Explosive Evolution Under Stress: the Driving Forces of Cancer Dynamics - Project 2
Location(s): United States
The Princeton Physical Sciences-Oncology Center (PPS-OC) acts as the Center Organization and Infrastructure and operational backbone of this PS-OC. It provides the overall communications network, management structure, administrative support, fiscal oversight, and linkage to all the projects and cores of the center.
Current research is organized around four interconnected projects.
Bacterial Model Ecologies: Builds on research conducted by the PPS-OC principal investigator Robert Austin (Princeton) using micro-fabrication technologies to create complex bacterial ecosystems with variable stress conditions in order to test may of the fundamental physics-based questions related to the explosive evolution of resistance.
Mammalian Cells and Ecosystems: Continues the research of PPS-OC senior co-investigator and project team leader, Thea Tlsty (UCSF) using various therapeutic agents and stressors to recapitulate rapid cell evolution and resistance.

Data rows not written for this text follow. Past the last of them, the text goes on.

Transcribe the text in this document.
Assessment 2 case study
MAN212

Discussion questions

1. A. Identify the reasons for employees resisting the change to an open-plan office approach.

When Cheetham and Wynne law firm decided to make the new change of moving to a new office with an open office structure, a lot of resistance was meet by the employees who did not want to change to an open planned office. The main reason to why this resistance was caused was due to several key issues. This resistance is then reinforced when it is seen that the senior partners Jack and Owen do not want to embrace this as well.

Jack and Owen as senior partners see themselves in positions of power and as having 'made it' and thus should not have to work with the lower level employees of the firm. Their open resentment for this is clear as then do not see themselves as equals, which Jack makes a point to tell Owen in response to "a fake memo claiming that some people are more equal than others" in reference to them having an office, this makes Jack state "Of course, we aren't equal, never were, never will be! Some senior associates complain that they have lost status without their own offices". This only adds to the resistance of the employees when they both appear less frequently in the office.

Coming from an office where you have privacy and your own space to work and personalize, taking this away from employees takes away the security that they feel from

This project explores the genomic, epigenic and proteomic evolution of breast cancer cell ecology.
The Evolution of Cooperation in the Tumor Microenvironment: We believe that cooperation can evolve as byproduct of mutualism among genetically diverse tumor cells and / or host cells. This hypothesis supplements, but does not supplant, the traditional view of carcinogenesis in which one clonal population of cells develops all of the necessary genetic traits independently to form a tumor. Cooperation through the sharing of diffusible products raises new questions about tumorigenesis and has implications for understanding observed phenomena, designing new experiments, and developing new therapeutic approaches.
Physical Ecology Design and Capabilities: Providing the overarching model and technology for the PPS-OC, this project, lead by co-investigator and team leader Jim Sturm (Princeton) undertakes to design and fabricate the highly confining and interconnected micro-environments used for culturing both bacteria and mammalian cells. The silicon micro-habitat patches (MHP) developed at Princeton will provide a mechanism to control, analyze and ultimately predict the evolution of resistance.